Steve,

It blows my mind that you ignore all the good advice, find one small nit,
and pick it.

Of course, you don't jeopardize your career! There are people, however, who
can spend time on the side to do something they were told not to do - say,
WDSc, and after researching in their own time, return to their boss with a
true productive means to reduce maintenance, and offer it. Showing the boss
something you did that helps the business, will determine their commitment
to the business or to their personal whims. At that time, you can decide if
you spent that time "risking" your job - you made a play, and if it works,
great. If not, get another job. And tell them that you were a leader in IT,
but your previous boss was not, and you appreciate the opportunity to work
with a company with the right approach. Simple.

The problem is, there are a lot of people in management who have their own
agenda. If you want to work for them, fine - just stop whining that you
cannot do anything. You ALWAYS can - you just have to risk a little.

As for modernization for the sake of modernization, that is certainly the
approach you can hear from vendors. On this list, no one seems to advocate
that - you must be reading something between the lines that is not there.
There are many business reasons to modernize, and if you use the excuse that
you should not, because everyone is just saying "do it", then your business
brain is not engaged.

Trevor



On 10/8/07 6:51 AM, "Stephen.Raby@xxxxxxxxxxxxxxxxx"
<Stephen.Raby@xxxxxxxxxxxxxxxxx> wrote:

6. Ignore the "boss" who tells you to keep using SEU+PDM and risk your job
on becoming more productive at coding - leading to reduced maintenance. If
you lose your job, complain here - or apply to the places that complain
here all the time that there are no resources available.

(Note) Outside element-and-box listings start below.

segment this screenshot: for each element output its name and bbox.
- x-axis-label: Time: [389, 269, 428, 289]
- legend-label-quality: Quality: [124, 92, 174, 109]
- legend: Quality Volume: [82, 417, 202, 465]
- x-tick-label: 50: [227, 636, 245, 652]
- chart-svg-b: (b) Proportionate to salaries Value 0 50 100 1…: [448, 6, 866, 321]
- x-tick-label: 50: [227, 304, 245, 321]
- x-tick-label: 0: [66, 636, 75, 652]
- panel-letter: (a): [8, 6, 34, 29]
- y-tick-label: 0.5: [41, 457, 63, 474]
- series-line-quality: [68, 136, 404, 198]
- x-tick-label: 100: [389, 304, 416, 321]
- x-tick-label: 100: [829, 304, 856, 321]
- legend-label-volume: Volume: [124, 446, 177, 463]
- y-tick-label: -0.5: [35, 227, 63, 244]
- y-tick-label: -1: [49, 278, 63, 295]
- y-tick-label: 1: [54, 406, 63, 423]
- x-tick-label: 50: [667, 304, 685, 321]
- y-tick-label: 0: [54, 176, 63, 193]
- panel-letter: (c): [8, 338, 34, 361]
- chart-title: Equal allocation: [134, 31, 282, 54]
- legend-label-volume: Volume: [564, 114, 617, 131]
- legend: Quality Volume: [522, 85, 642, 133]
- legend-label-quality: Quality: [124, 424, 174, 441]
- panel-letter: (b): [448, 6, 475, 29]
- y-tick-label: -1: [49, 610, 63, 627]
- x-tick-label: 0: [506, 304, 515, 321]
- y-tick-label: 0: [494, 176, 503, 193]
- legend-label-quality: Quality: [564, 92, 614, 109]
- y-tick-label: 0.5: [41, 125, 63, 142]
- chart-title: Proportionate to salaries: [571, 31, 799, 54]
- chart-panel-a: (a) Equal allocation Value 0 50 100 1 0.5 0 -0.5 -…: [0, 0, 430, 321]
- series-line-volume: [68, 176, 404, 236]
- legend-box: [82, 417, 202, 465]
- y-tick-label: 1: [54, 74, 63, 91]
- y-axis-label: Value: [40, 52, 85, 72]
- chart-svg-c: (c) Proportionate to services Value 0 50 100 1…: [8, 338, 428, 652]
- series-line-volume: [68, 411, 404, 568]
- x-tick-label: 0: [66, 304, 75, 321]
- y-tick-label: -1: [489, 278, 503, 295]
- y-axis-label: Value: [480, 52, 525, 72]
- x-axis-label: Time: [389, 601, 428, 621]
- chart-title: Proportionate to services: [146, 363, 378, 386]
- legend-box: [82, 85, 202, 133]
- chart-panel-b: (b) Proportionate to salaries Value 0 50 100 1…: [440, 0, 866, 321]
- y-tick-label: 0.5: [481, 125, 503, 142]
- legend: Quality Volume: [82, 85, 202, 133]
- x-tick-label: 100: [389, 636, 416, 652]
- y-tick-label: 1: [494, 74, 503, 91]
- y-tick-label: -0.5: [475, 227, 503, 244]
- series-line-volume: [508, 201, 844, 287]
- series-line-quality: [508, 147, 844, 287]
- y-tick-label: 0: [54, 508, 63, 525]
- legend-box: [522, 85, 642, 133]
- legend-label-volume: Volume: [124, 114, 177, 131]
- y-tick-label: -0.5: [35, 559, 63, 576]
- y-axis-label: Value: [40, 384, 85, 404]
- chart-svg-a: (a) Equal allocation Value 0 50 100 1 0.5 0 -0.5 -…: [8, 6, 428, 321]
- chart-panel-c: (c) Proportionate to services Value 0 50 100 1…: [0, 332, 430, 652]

Is this for real? You advise someone to risk their job by ignoring what
their manager said? And when they up sticks and move their family to
another town 400 miles away to where there are jobs available then get
asked "Why did you leave your old job?"

"Oh I didn't agree with my manager so I ignored him and did my own thing!"

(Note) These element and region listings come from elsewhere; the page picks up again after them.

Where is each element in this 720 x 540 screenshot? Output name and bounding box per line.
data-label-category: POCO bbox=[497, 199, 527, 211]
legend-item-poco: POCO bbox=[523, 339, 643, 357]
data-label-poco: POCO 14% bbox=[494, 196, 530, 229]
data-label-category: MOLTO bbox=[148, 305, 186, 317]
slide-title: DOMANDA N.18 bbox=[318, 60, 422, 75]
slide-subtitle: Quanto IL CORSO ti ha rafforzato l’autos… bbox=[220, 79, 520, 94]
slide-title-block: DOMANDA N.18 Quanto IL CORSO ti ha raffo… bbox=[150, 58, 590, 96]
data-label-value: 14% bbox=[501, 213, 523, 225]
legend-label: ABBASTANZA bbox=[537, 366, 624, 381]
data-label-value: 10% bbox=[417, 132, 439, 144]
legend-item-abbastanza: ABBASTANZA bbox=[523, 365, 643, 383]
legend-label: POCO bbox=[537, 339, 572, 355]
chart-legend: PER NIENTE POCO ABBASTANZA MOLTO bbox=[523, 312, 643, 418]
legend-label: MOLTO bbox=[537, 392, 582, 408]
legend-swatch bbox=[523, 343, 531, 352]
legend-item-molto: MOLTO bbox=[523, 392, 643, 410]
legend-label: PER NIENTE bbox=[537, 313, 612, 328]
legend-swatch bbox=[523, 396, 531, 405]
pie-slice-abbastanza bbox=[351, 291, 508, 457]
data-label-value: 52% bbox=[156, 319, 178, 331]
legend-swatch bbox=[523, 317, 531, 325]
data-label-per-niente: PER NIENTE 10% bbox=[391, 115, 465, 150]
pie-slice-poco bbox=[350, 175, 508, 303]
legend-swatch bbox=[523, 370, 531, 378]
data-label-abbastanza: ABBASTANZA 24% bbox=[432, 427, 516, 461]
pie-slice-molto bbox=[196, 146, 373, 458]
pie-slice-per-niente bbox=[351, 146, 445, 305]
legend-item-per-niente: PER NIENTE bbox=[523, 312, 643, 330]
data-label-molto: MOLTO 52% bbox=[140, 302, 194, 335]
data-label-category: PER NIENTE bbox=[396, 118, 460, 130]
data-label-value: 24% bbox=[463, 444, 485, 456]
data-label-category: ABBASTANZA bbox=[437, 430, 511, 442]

Will his new prospective boss say "Great, I will hire you now at double
your old wage!"? I doubt that very much, more likely they will think well
he will not do as I tell him either so sod off! Another family on the
bread line

I see you put REDUCED maintenance not no maintenance, so we will still
need to maintain these programs that the poor guy has just lost his job
over. Are we talking business needs or programmer ego here? Yes it would
be wonderful to re-write these old programs, but how many hundreds,
thousands, MILLIONS are we talking about? And of course we will still need
maintenance as you say so what then? Another re-write??

Most business's that I have come into contact with already see the IT
department as a 'Black Hole' where their money disappears into and see
very little come out, the report they got before the expensive upgrade
still looks like it did and still comes out on a Wednesday morning like it
always has. So what benefit have they got? (I am only repeating things I
have heard many times over). Most have a budget to develop new stuff but
most have to maintain things as well, and of course lets not forget one
thing, much as we would like the computer is not here as a personal toy
for us to play on, it/we have one purpose and one purpose only, to serve
the business, and like eveything we have to pay our own way.

Forgive me if I am wrong but a good deal of people on this forum seem to
be advocating change because it is new and lets do it ALL NOW!!! Well,
again forgive me, unlike some of these people I happen to live in the real
world where every department in a company has to fight for its money and
in most cases "the programmer wants to learn something new and therefore
wants to re-write the whole system" doesn't quite have the necessary
ummpph to sway the people in control of the budget! More likey another
offshore support company will get a new contract.

I would not advocate that anyone ignore their managers instructions,
register you objections, make sure you can back them up, but do your job!